Hi. I’m Sarah – a singer/songwriter, tea enthusiast and a first-time blogger. I am finally sharing my journey of living with depression and anxiety. Welcome to my headspace.
I have set up this blog for my family, friends and work colleagues’ knowledge and understanding of mental health and how they can support me and others through these issues. It has always been such a taboo subject, one that desperately needs more awareness, as 1 in 4 people in the UK will experience a mental health issue every year.
I am just one of those people, and here’s my story…
I am 22 years old, living in the UK and suffering ongoing depression and anxiety. Every day I really struggle to find the motivation to get out of bed, and normally results in me getting pushed/pulled out of bed by my boyfriend or mum. I then rush to get ready and try to make it to work on time. Some people question why I look so tired and exhausted in the morning. If they only knew that I feel like I fight a losing battle before 9am every day, then they might understand why.
Other symptoms of depression I suffer are: feelings of worthlessness; hopelessness; low mood; negative thoughts; feeling angry/irritable; lack of concentration and self-esteem; excessive crying and emotion; fatigue; lack of interest in things I used to like; changes in sleep patterns; the list goes on and on.
I first suffered depression at the age of 17 when I struggled with school work at college. At the time, it felt like the lowest point of my life and I was too young and too busy to even begin to understand what was happening inside my head. I was a changed human being when 6 months later I took some time away and was finally relieved of my depressive symptoms.
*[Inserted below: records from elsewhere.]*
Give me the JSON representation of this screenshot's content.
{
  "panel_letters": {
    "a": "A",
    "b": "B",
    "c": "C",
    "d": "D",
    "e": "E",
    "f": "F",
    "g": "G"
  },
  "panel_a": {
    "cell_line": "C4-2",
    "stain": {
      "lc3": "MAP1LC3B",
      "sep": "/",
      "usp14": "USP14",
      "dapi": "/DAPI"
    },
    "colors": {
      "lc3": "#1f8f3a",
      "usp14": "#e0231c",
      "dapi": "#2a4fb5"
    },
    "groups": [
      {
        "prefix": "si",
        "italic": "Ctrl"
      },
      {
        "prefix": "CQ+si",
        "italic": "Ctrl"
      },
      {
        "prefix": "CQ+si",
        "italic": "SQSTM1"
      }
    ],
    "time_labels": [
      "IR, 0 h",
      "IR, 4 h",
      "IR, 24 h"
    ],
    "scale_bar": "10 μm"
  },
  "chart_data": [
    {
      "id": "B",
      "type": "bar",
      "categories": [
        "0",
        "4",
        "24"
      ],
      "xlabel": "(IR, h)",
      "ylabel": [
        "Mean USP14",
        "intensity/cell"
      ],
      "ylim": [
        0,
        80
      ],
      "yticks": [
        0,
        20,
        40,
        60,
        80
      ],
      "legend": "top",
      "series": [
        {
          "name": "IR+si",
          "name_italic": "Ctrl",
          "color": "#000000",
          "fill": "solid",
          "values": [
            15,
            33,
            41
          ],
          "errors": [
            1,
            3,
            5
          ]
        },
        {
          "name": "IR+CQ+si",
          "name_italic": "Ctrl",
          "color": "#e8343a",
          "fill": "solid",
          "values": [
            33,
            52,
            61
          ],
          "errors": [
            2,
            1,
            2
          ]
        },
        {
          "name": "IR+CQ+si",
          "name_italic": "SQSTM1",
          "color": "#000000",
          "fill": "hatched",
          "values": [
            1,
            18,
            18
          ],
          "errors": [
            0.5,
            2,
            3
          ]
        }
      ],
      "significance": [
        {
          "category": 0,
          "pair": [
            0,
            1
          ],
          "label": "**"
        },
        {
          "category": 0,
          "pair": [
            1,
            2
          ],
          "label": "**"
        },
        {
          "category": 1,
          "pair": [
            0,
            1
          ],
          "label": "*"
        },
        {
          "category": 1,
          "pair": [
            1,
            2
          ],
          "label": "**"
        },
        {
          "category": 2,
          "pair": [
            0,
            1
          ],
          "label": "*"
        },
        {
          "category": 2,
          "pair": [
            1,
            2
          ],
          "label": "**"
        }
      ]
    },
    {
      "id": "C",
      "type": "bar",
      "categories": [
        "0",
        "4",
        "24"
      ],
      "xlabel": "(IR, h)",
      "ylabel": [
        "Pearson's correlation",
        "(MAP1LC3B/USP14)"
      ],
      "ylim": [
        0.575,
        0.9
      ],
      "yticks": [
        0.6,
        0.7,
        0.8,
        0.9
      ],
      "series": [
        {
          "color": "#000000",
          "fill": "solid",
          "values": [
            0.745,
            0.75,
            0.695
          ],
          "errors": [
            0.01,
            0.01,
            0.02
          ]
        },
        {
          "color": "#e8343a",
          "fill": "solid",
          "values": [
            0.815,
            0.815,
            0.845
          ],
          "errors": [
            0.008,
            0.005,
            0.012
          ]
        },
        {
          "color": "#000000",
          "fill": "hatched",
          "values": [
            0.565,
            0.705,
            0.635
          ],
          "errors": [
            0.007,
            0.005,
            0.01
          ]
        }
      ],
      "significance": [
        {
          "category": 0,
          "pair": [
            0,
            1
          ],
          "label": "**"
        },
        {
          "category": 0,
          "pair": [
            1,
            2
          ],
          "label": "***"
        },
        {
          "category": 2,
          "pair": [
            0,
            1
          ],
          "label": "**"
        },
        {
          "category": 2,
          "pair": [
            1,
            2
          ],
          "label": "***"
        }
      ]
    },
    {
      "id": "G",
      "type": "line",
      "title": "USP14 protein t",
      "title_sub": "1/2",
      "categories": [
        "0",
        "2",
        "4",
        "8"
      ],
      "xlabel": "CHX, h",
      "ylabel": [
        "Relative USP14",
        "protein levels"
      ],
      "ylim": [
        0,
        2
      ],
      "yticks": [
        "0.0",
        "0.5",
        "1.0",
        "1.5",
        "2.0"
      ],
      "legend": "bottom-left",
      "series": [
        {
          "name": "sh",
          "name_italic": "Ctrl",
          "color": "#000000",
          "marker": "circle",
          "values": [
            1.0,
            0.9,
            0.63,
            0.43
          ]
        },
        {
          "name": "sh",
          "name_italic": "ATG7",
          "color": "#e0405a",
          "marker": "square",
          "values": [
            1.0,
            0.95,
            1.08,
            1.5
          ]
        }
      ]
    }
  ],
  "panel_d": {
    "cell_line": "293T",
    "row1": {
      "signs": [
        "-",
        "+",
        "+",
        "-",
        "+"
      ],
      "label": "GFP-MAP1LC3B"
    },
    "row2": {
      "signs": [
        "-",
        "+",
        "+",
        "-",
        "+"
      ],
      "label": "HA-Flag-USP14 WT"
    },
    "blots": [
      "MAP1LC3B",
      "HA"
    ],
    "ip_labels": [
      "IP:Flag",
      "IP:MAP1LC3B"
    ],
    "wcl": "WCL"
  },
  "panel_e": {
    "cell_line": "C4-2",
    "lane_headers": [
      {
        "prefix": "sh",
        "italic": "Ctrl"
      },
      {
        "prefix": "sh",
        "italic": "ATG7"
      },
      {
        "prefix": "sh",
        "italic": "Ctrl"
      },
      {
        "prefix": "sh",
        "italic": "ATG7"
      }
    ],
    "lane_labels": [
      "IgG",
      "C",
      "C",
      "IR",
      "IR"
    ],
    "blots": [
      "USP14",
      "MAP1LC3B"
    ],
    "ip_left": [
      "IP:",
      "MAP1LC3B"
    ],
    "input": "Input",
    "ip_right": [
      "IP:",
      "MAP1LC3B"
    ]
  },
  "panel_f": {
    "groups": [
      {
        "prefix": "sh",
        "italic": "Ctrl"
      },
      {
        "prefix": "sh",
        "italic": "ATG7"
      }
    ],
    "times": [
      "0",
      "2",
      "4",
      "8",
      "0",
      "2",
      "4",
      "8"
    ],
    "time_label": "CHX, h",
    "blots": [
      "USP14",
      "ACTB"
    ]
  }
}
I never knew it would come back though. In the autumn of 2014 I got a new job that I had wanted for ages and was so happy for the weeks leading up to it. I started my job, I loved it and everything was dandy. As time passed, I felt myself reflect more and more on life and focus on all the things I hadn’t achieved yet. I felt my low mood grow and negative thoughts set in. By winter of 2014 I was yet again googling ‘depression’ and wondering what I had done wrong to deserve this.
A year on, I have come to terms with my mental health and it is incredible how acceptance of something can change your perspective. I have researched into my symptoms a lot more and understand that I am not alone in my experiences. Having seen my doctor to discuss medication and enrolled on a therapy course, I am partway to controlling my condition.
However, depression is only part of it. Coupled with anxiety, I feel like an absolute train-wreck. For as long as I can remember I’ve hated doing things independently, and never liked being alone when I was a child, teen and even young adult. For a while this seemed normal but as I got older I realised that I had to do more independent things like go in a shop and pay for something, or fill up my car with petrol. These things fill me with dread and I often put them off for as long as possible. Speaking to a shop assistant will make me sweat; shake; and my legs will turn to jelly. I overthink everything and fear that I will say something wrong or do something stupid in front of someone. Socially, I’m a nightmare if I’m in a room full of complete strangers. For these reasons I very rarely go out on my own.
This is only an introduction into how I feel, and I am going to be blogging more in-depth about different areas of my condition.
One last thing: watch this video. These 4 minutes can instantly give you an insight into how tough depression is.
Thanks for reading.
“[Depression] operates within you. You do not operate within it. It may be a dark cloud passing across the sky but – if that is the metaphor – then you are the sky. You were there before it. And the cloud can’t exist without the sky, but the sky can exist without the cloud.”
Matt Haig, author. (Read his brilliant book ‘Reasons To Stay Alive’.)